This project implements a simple 8-bit pipelined processor using Verilog HDL, designed as part of the Advanced Processor Architecture (ELC 3030) course at the Faculty of Engineering, Cairo University.
The processor follows a RISC-like Instruction Set Architecture (ISA) and supports five pipeline stages with hazard detection and data forwarding.
The complete design flow and verification steps are documented in the accompanying design report, while functional requirements follow the project specification document.
- Design and implement an 8-bit pipelined processor
- Support Von Neumann architecture
- Apply FSM-based control logic
- Implement data forwarding and hazard handling
- Verify correctness using directed testbenches and waveform analysis
- Architecture: 5-stage pipelined RISC processor
- Data Width: 8 bits
- Registers:
- 4 General Purpose Registers (R0–R3)
- R3 functions as a Stack Pointer (SP), initialized to 255
- Memory:
- 256 bytes, byte-addressable
- Von Neumann architecture (shared instruction and data memory)
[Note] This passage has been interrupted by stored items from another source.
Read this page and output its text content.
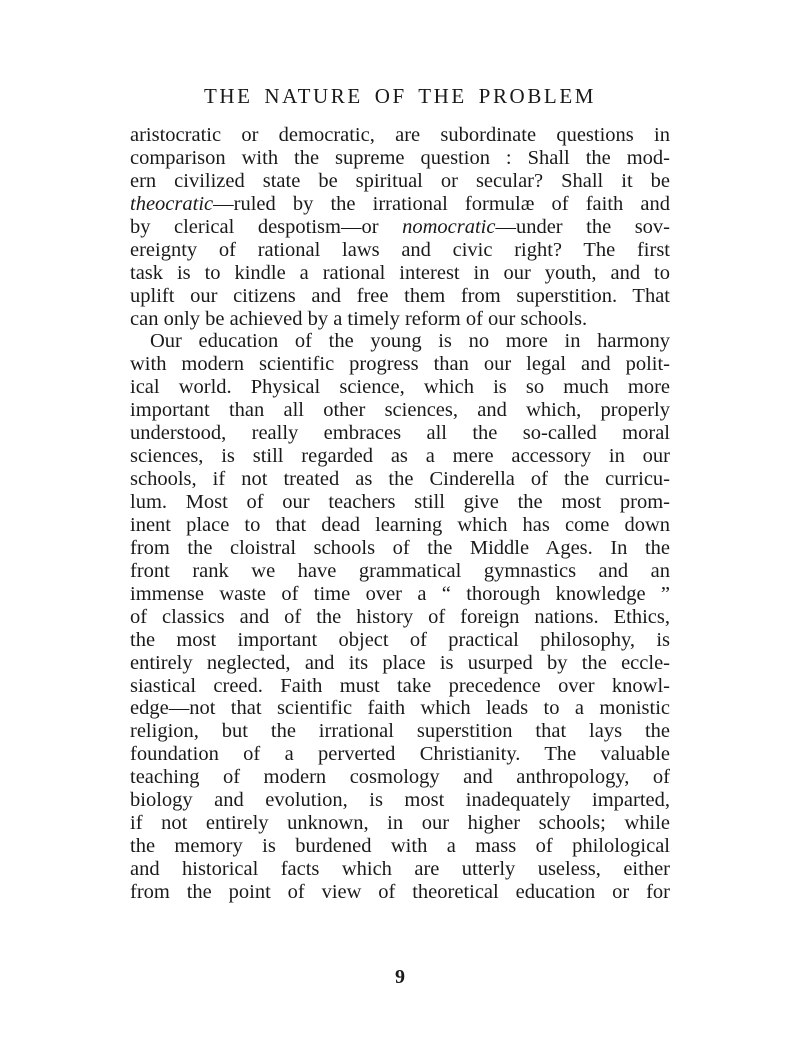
THE NATURE OF THE PROBLEM
aristocratic or democratic, are subordinate questions in
comparison with the supreme question : Shall the mod-
ern civilized state be spiritual or secular? Shall it be
theocratic—ruled by the irrational formulæ of faith and
by clerical despotism—or nomocratic—under the sov-
ereignty of rational laws and civic right? The first
task is to kindle a rational interest in our youth, and to
uplift our citizens and free them from superstition. That
can only be achieved by a timely reform of our schools.
Our education of the young is no more in harmony
with modern scientific progress than our legal and polit-
ical world. Physical science, which is so much more
important than all other sciences, and which, properly
understood, really embraces all the so-called moral
sciences, is still regarded as a mere accessory in our
schools, if not treated as the Cinderella of the curricu-
lum. Most of our teachers still give the most prom-
inent place to that dead learning which has come down
from the cloistral schools of the Middle Ages. In the
front rank we have grammatical gymnastics and an
immense waste of time over a “ thorough knowledge ”
of classics and of the history of foreign nations. Ethics,
the most important object of practical philosophy, is
entirely neglected, and its place is usurped by the eccle-
siastical creed. Faith must take precedence over knowl-
edge—not that scientific faith which leads to a monistic
religion, but the irrational superstition that lays the
foundation of a perverted Christianity. The valuable
teaching of modern cosmology and anthropology, of
biology and evolution, is most inadequately imparted,
if not entirely unknown, in our higher schools; while
the memory is burdened with a mass of philological
and historical facts which are utterly useless, either
from the point of view of theoretical education or for
9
- Reset: Asynchronous, active-high
- Interrupt: Non-maskable external interrupt
The processor consists of the following pipeline stages:
-
Instruction Fetch (IF)
- Fetches the instruction from memory using the Program Counter (PC)
-
Instruction Decode (ID)
- Decodes the instruction and reads operands from the register file
-
Execute (EX)
- Performs ALU operations and evaluates branch conditions
-
Memory Access (MEM)
- Handles load/store instructions and stack operations
-
Write Back (WB)
- Writes execution results back to the register file
Each stage is implemented as a separate Verilog module.
The processor supports multiple instruction formats, including:
- Arithmetic & Logical Operations
- ADD, SUB, AND, OR, NOT, INC, DEC
- Data Transfer
- MOV, LDM, LDD, STD, LDI, STI
- Control Flow
- JMP, JZ, JN, JC, JV, LOOP
- Stack Operations
- PUSH, POP, CALL, RET, RTI
- Input/Output
- IN, OUT
Instruction encoding and behavior are defined in the project specification.
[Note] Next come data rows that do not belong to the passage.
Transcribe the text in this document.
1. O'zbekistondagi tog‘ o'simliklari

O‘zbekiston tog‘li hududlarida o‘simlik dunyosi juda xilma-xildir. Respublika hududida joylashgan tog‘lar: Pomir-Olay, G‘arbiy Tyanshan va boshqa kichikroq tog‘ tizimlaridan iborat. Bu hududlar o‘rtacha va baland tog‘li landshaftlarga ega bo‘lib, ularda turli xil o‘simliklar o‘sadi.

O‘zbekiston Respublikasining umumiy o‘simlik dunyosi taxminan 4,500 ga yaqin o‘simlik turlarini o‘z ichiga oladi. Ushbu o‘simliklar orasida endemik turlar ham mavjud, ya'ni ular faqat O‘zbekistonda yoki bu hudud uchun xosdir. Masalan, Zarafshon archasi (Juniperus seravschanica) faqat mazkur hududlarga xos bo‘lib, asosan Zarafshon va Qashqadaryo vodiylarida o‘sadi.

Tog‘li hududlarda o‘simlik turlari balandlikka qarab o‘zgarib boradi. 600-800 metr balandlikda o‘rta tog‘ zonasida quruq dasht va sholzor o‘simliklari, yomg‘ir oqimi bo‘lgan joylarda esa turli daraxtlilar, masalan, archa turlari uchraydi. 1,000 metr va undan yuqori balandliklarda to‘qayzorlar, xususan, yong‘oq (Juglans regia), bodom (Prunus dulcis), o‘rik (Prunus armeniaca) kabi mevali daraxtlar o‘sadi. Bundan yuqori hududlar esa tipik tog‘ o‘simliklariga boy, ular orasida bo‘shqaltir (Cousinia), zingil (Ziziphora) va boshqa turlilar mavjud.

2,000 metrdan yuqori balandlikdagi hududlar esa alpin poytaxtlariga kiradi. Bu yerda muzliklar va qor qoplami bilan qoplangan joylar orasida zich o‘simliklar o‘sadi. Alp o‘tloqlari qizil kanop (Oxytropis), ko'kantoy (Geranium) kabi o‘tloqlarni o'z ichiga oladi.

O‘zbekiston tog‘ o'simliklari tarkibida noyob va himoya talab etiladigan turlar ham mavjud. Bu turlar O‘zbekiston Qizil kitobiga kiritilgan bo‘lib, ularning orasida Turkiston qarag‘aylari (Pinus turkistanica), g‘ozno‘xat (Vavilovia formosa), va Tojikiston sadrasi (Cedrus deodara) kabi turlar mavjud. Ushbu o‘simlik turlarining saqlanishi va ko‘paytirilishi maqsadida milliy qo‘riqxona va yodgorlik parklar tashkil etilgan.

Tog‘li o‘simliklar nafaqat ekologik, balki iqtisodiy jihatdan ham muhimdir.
To ensure correct pipelined execution, the design includes a Hazard Detection and Handling Unit.
- Data hazards
- Structural hazards
- Load-use hazards
- Memory → Execute forwarding
- Write Back → Execute forwarding
- Write Back → Decode forwarding
- Pipeline stalling when forwarding is not sufficient
- Each major module has an independent testbench
- Directed test cases verify:
- Functional correctness
- Reset behavior
- Pipeline flow
- Hazard handling
- Simulation waveforms are analyzed to confirm correct operation
All verification steps and results are documented in the design report.
The design was synthesized and analyzed for:
- Logic utilization
- Timing constraints
- Maximum operating frequency
- Post-synthesis schematic
Synthesis results are included in the project report.